この世界と瓜二つのアンシエイル・オンラインというゲームをプレイしていたらゲームそっくりの現実世界へ飛ばされた。そんな内容だ。
彼女も最初は驚いていたが、話を聞かされるにつれどんどんと真剣な表情へ変わっていく。
そして、イングリット達の秘密を聞かされた彼女は少々黙った後に口を開く。
「その、お主等がやっていた? げぇいむ、というのはわからん。どこから来たかというのもこの際どうでも良いのじゃ。妾にとってお主等は仲間なのじゃ」
今更出自を聞いても変わらない、と彼女は告げる。
兜で顔を隠しているイングリットはともかく、クリフとメイメイは安堵の表情を浮かべるとシャルロッテへ微笑む。
「じゃが、お主等の姿はどう見てもこの世界におった王種族そのものじゃ。王城でもイング達が古より蘇った王ではないかと推測しておったぞ?」
彼らがこの世界にいた王種族ではない、と言っても向こうは信じてくれない。だって姿が王種族だもの。
王城では今頃、蘇った王種族達――イングリット達を含む貴馬隊とどう付き合っていくか、どう接すれば良いのか悩んでいるだろう。
また、街を王種族の姿のまま歩けば間違いなく騒ぐ住民が現れる。特に長寿種の中では神話戦争当時に子供だった者もまだ生きており、王種族の姿を見れば「王じゃん」と一発で分かるという。
騒ぎが起きれば最悪、現世に現れた王種族に土地を返すべきだ! と言う者も現れるだろう。そうなれば魔王国という国のあり方さえも揺らぎかねない。
シャルロッテはイングリット達の容姿と種族によるそういった懸念を話した。
「そうなったら冒険なんぞしておられん。王よ王よと言われ、魔族と亜人を虐殺する人間共を退治してくれと引っ切り無しに言われるじゃろう」
PvPをメインとする貴馬隊ならばドンと来い! だろう。だが、PvPなんぞよりもお宝を探す冒険の方が大事なイングリット達にとっては迷惑極まりない。
対して貴馬隊はPvPが出来れば問題無いが相手の数に対抗するには魔王軍は利用したい。
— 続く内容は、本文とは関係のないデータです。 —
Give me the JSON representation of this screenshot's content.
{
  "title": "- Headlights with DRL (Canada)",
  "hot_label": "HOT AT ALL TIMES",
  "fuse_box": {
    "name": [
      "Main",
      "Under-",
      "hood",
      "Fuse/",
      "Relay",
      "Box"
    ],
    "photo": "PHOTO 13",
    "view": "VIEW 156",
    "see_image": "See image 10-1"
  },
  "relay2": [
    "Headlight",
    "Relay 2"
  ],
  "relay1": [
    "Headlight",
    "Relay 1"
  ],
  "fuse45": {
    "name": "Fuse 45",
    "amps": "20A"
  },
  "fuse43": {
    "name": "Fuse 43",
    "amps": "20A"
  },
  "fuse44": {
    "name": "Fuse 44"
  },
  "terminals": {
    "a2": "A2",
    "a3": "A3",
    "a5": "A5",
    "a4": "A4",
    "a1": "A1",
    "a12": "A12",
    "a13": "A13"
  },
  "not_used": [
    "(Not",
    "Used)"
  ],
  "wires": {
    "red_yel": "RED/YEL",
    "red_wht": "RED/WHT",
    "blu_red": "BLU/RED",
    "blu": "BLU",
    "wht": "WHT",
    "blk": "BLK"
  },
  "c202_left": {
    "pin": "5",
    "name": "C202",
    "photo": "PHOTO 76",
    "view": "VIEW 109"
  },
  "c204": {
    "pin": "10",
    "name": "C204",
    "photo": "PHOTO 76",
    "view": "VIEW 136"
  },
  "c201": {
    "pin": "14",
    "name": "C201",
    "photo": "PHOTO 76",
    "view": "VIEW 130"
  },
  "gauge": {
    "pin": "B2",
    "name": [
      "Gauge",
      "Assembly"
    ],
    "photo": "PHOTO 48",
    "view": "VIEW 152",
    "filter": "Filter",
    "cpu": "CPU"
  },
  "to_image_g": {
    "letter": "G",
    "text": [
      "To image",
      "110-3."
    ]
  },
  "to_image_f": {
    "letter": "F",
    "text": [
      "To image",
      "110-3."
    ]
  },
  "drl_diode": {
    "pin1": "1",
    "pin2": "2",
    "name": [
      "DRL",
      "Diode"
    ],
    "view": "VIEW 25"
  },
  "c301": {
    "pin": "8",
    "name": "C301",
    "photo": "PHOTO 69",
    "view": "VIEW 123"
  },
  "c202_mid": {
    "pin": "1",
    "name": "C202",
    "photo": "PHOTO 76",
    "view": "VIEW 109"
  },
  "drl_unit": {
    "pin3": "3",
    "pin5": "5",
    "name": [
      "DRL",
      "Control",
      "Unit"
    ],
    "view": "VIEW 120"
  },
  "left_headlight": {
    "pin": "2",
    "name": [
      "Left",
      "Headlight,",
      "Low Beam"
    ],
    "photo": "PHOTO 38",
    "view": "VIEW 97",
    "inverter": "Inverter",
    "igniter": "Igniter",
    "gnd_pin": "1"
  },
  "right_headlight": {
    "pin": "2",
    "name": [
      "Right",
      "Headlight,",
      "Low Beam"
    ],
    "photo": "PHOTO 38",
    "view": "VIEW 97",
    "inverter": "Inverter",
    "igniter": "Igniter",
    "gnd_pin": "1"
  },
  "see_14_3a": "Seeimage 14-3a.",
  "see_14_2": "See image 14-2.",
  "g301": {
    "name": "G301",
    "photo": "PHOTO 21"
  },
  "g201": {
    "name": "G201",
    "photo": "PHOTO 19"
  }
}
国との協力関係は残しておきたいので、王種族であるという事実は最大限利用したい貴馬隊とはイングリット達との希望が相反する。
仮にイングリット達だけが姿を隠した状態で活動しても、万が一街で身バレしたら付き纏われて冒険中や冒険前の補給で街に滞在している度に面倒事が舞い込んできそうだ。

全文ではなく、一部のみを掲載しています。